Greenpeace Report: Deep-sea mining threatens marine ecosystems
The planned large-scale mining of manganese nodules in the deep sea threatens to destroy unique marine ecosystems and extinguish entire species. This is the result of a recent Greenpeace report
Countries such as China, Korea, Britain, France, Russia and Germany are planning to enter the mining industry on the seabed to gain access to coveted metals and rare earth elements. "The deep sea is the largest ecosystem in the world and houses unique creatures that we have barely explored. Mining on the seabed is an ecological catastrophe, "says Dr. Christian Bussau, a marine expert from Greenpeace.
Germany has secured mining licenses for two deep-sea regions, which are currently being researched by the Federal Institute for Geosciences and Natural Resources (BGR). On areas as large as the states of Bavaria and half of Rhineland-Palatinate, manganese nodules are expected to be mined in the Pacific and Indian oceans. To harvest the tubers, machine-sized machines have to dig them out of the sediment with huge rollers. In doing so, they also deprive the entire layer of the soil populated with marine life. The huge sediment clouds released in this way could severely disturb the food chain in the sea, cause the death of plankton and small animals, and rob fish of their food base. The entire ecosystem would be endangered.

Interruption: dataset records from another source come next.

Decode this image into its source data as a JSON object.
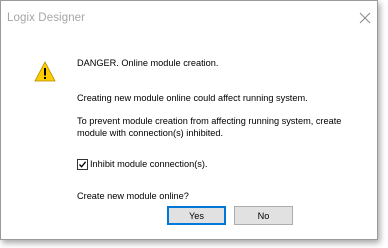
{
  "window": {
    "title": "Logix Designer",
    "close_icon": "close-icon"
  },
  "message": {
    "icon": "warning-icon",
    "headline": "DANGER. Online module creation.",
    "line2": "Creating new module online could affect running system.",
    "line3a": "To prevent module creation from affecting running system, create",
    "line3b": "module with connection(s) inhibited.",
    "question": "Create new module online?"
  },
  "checkbox": {
    "label": "Inhibit module connection(s).",
    "checked": true
  },
  "buttons": {
    "yes_label": "Yes",
    "no_label": "No"
  },
  "colors": {
    "accent": "#0078d7",
    "warning": "#ffcc00",
    "button_face": "#e1e1e1"
  }
}
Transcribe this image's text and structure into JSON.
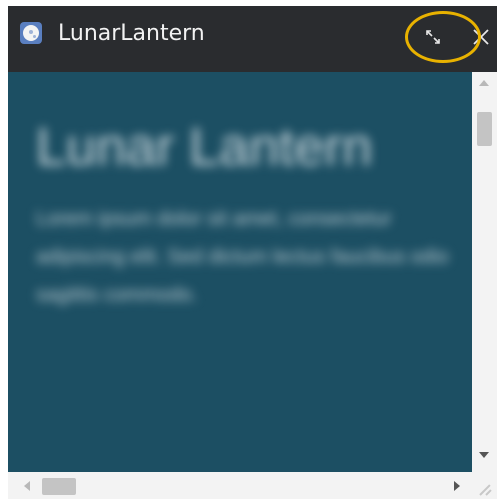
{
  "window": {
    "title": "LunarLantern",
    "app_icon": "moon-icon",
    "controls": {
      "expand_icon": "expand-arrows-icon",
      "close_glyph": "✕"
    },
    "highlight_color": "#e8b200"
  },
  "content": {
    "heading": "Lunar Lantern",
    "body": "Lorem ipsum dolor sit amet, consectetur adipiscing elit. Sed dictum lectus faucibus odio sagittis commodo.",
    "background": "#1c4f63"
  },
  "scrollbars": {
    "vertical": {
      "up_icon": "arrow-up-icon",
      "down_icon": "arrow-down-icon"
    },
    "horizontal": {
      "left_icon": "arrow-left-icon",
      "right_icon": "arrow-right-icon"
    }
  }
}
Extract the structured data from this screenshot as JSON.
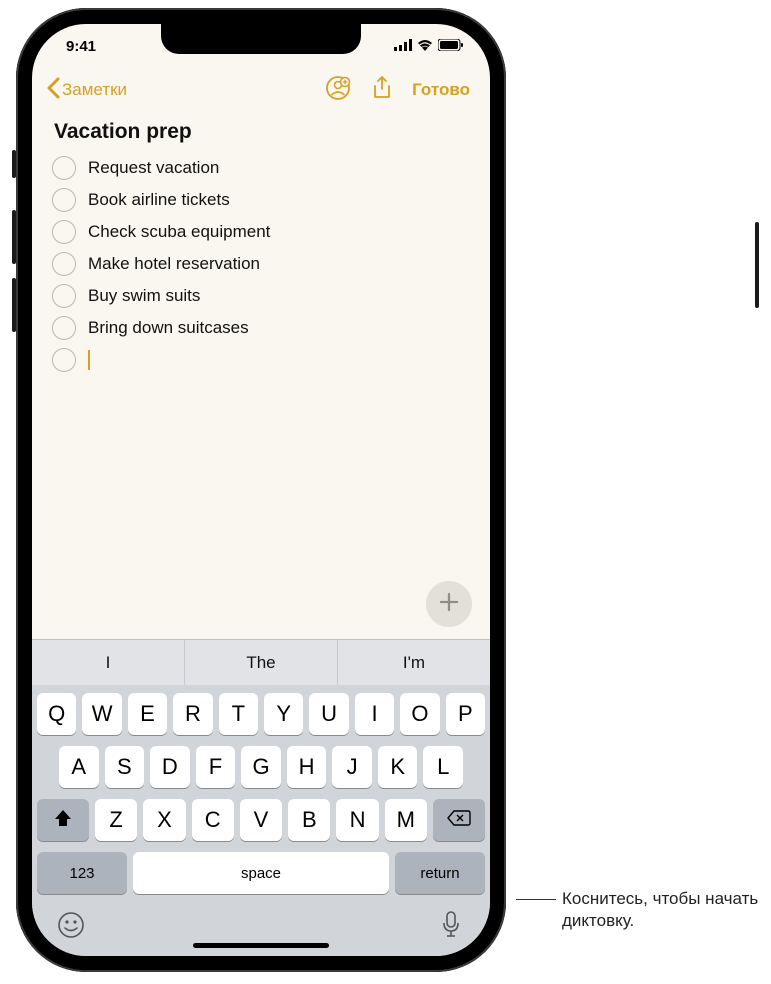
{
  "status": {
    "time": "9:41"
  },
  "nav": {
    "back_label": "Заметки",
    "done_label": "Готово"
  },
  "note": {
    "title": "Vacation prep",
    "items": [
      "Request vacation",
      "Book airline tickets",
      "Check scuba equipment",
      "Make hotel reservation",
      "Buy swim suits",
      "Bring down suitcases"
    ]
  },
  "keyboard": {
    "suggestions": [
      "I",
      "The",
      "I'm"
    ],
    "row1": [
      "Q",
      "W",
      "E",
      "R",
      "T",
      "Y",
      "U",
      "I",
      "O",
      "P"
    ],
    "row2": [
      "A",
      "S",
      "D",
      "F",
      "G",
      "H",
      "J",
      "K",
      "L"
    ],
    "row3": [
      "Z",
      "X",
      "C",
      "V",
      "B",
      "N",
      "M"
    ],
    "numkey": "123",
    "space": "space",
    "return": "return"
  },
  "callout": {
    "text": "Коснитесь, чтобы начать диктовку."
  }
}
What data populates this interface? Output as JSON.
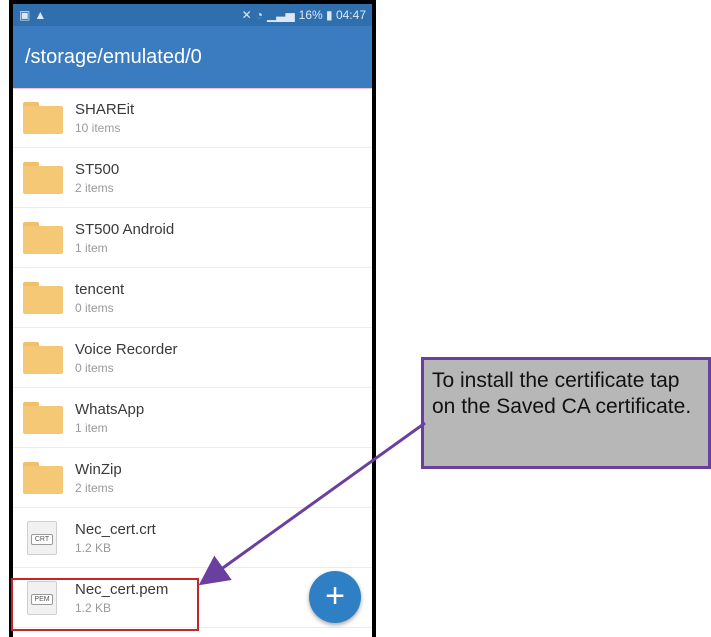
{
  "status_bar": {
    "left_icons": [
      "notification-icon",
      "warning-icon"
    ],
    "right_text": "16% ▮ 04:47",
    "right_icons": [
      "mute-icon",
      "wifi-icon",
      "signal-icon",
      "battery-icon"
    ]
  },
  "app_bar": {
    "path": "/storage/emulated/0"
  },
  "items": [
    {
      "type": "folder",
      "name": "SHAREit",
      "meta": "10 items"
    },
    {
      "type": "folder",
      "name": "ST500",
      "meta": "2 items"
    },
    {
      "type": "folder",
      "name": "ST500 Android",
      "meta": "1 item"
    },
    {
      "type": "folder",
      "name": "tencent",
      "meta": "0 items"
    },
    {
      "type": "folder",
      "name": "Voice Recorder",
      "meta": "0 items"
    },
    {
      "type": "folder",
      "name": "WhatsApp",
      "meta": "1 item"
    },
    {
      "type": "folder",
      "name": "WinZip",
      "meta": "2 items"
    },
    {
      "type": "file",
      "ext": "CRT",
      "name": "Nec_cert.crt",
      "meta": "1.2 KB"
    },
    {
      "type": "file",
      "ext": "PEM",
      "name": "Nec_cert.pem",
      "meta": "1.2 KB"
    }
  ],
  "fab": {
    "label": "+"
  },
  "callout": {
    "text": "To install the certificate tap on the Saved CA certificate."
  },
  "colors": {
    "status_bar": "#2f6fae",
    "app_bar": "#3a7cbf",
    "folder": "#f5c876",
    "fab": "#2f7fc4",
    "highlight": "#c0272d",
    "callout_border": "#6b3fa0",
    "callout_bg": "#b7b7b7"
  }
}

The possible catastrophic consequences of deep-sea mining are known to the competent International Seabed Authority (ISA). Nevertheless, ISA has approved all 29 sub-licenses previously requested. The Greenpeace report shows that the agency has already granted licenses for an area of around one million square kilometres - larger than Spain.
On the seabed are large deposits of cobalt, copper, nickel and rare-earth elements, which are important for the construction of e.g. digital devices such as cell phones, computers or batteries. The demand for such raw materials is increasing worldwide from year to year. The Freiburg “Öko-Institut” already warns that cobalt could be temporarily short. The metal is in smartphones and solar panels, for example. The undersea deposits exceed the resources on land many times over.